The Data Centre Dynamics story also reported that the deal “is also behind schedule in Europe – but because Nvidia has yet to submit its paperwork to the European Commission,” according to a story in The Telegraph. “That body has now recessed for a summer break, and is unlikely to look at the acquisition before September at the earliest. A decision could then take more than six months,” stated the publication.
The news regarding Chinese regulators comes amidst recent attacks by the PRC on some of China’s largest technology companies. This morning, Tencent Holdings stock fell after a state-owned Chinese newspaper attacked online gaming as “opium for the mind,” “fueling investor concerns that the companies’ popular games could be swept up into a broader regulatory crackdown,” reported The Wall Street Journal.
“In recent months, China has intensified scrutiny of big technology companies over issues such as data security, monopolistic behavior and financial stability, sparking a steep selloff in the shares of companies like Tencent and Alibaba Group Holding Ltd.,” the Journal stated.

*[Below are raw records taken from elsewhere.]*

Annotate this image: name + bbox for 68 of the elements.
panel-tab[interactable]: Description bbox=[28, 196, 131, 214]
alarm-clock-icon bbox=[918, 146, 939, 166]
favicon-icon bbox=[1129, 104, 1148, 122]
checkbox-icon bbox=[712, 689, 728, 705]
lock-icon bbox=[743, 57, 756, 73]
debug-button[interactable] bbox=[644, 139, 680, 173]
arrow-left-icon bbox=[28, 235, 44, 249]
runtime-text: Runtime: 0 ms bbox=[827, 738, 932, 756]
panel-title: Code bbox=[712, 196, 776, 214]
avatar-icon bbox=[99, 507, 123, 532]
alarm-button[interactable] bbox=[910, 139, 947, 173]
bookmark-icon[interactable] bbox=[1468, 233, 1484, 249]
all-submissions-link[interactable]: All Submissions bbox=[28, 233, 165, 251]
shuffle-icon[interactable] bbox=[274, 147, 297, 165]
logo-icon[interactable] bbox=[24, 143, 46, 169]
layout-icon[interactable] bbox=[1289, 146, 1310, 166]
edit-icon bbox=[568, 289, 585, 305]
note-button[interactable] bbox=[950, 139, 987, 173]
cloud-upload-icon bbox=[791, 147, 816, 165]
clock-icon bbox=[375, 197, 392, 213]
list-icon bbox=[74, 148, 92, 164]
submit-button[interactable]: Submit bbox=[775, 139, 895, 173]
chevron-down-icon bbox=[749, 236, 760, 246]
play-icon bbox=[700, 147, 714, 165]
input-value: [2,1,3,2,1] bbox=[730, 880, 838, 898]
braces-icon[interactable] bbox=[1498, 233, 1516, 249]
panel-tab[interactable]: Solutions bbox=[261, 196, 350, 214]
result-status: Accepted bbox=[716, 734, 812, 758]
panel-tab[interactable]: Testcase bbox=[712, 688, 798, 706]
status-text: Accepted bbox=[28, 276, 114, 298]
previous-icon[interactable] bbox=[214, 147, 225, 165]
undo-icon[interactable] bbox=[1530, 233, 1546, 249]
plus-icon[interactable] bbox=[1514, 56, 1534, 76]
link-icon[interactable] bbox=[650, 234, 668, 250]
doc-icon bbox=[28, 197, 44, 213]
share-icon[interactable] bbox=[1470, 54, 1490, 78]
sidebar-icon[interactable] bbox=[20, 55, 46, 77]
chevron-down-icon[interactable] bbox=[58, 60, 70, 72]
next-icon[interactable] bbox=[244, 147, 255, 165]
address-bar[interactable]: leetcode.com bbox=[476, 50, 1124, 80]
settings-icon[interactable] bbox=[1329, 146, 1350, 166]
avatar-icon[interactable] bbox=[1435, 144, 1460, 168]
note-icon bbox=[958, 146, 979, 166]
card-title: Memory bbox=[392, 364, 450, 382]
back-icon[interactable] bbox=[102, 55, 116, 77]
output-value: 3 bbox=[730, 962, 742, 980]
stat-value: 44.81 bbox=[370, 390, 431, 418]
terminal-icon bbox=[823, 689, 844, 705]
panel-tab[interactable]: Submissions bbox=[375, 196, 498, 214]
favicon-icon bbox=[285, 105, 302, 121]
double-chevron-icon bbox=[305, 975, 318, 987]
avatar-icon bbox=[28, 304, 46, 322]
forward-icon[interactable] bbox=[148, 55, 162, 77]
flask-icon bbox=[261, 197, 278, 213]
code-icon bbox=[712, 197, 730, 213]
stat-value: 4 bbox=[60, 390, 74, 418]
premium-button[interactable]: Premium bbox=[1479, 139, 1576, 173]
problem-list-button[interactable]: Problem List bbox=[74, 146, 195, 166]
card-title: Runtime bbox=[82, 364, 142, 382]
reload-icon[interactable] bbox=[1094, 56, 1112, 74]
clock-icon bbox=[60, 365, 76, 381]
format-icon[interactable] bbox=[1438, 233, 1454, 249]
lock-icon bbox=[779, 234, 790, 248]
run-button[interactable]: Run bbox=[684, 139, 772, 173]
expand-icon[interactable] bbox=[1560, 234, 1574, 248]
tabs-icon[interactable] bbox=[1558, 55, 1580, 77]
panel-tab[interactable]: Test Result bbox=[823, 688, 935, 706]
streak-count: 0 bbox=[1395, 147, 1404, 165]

All this comes during intensifying trade antagonism between China and the U.S., much of it focused on technology. Nvidia’s ability to navigate this difficult and unpredictable trade and geopolitical landscape will be a major test of its communications and government relations skills.
Interesting, too, are the evolving product portfolio strategies of the major chip companies. Having seen over the past decade near blanket dominance in HPC-class servers of Intel CPUs encroached upon and augmented by GPU and FPGA accelerators – what HPC industry analyst Addison Snell, CEO of Intersect360 Research, has called “technology disaggregation” – we now may be seeing an attempt at re-aggregation by the big chip companies. That is, GPUs, FPGAs, Arm and custom AI chips are increasingly used in tandem with CPUs for advanced computing workloads. But instead of combinations of chips from combinations of vendors, those vendors are moving to become single-source providers of multiple architectures.
Cases in point: the world’s second and third most powerful supercomputers, Summit and Sierra at Oak Ridge National Laboratory and Lawrence Livermore National Laboratory, respectively (both installed in 2018), are powered by IBM CPUs and Nvidia GPUs. But next-gen, state-of-supercomputing exascale systems will use chips from single vendors. Frontier, scheduled to be delivered to Oak Ridge National Laboratory later this year, will be powered by AMD CPUs and GPUs. Aurora, slated for Argonne National Laboratory, will be equipped with Intel “Sapphire Rapids” Xeon CPUs and Intel’s “Ponte Vecchio” GPUs.
Thus, the Nvidia-Arm move would be in keeping with the broadening chip choices of AMD and Intel, both of which are building out CPU-GPU product strategies (Intel also has FPGAs and AMD will likely soon have them, assuming its acquisition of Xilinx is approved). The result could be performance advantages from tighter multiprocessor integration. And it could mean expanded market reach and tighter account control for the chip vendors whose customers rely on only them for of their chip needs.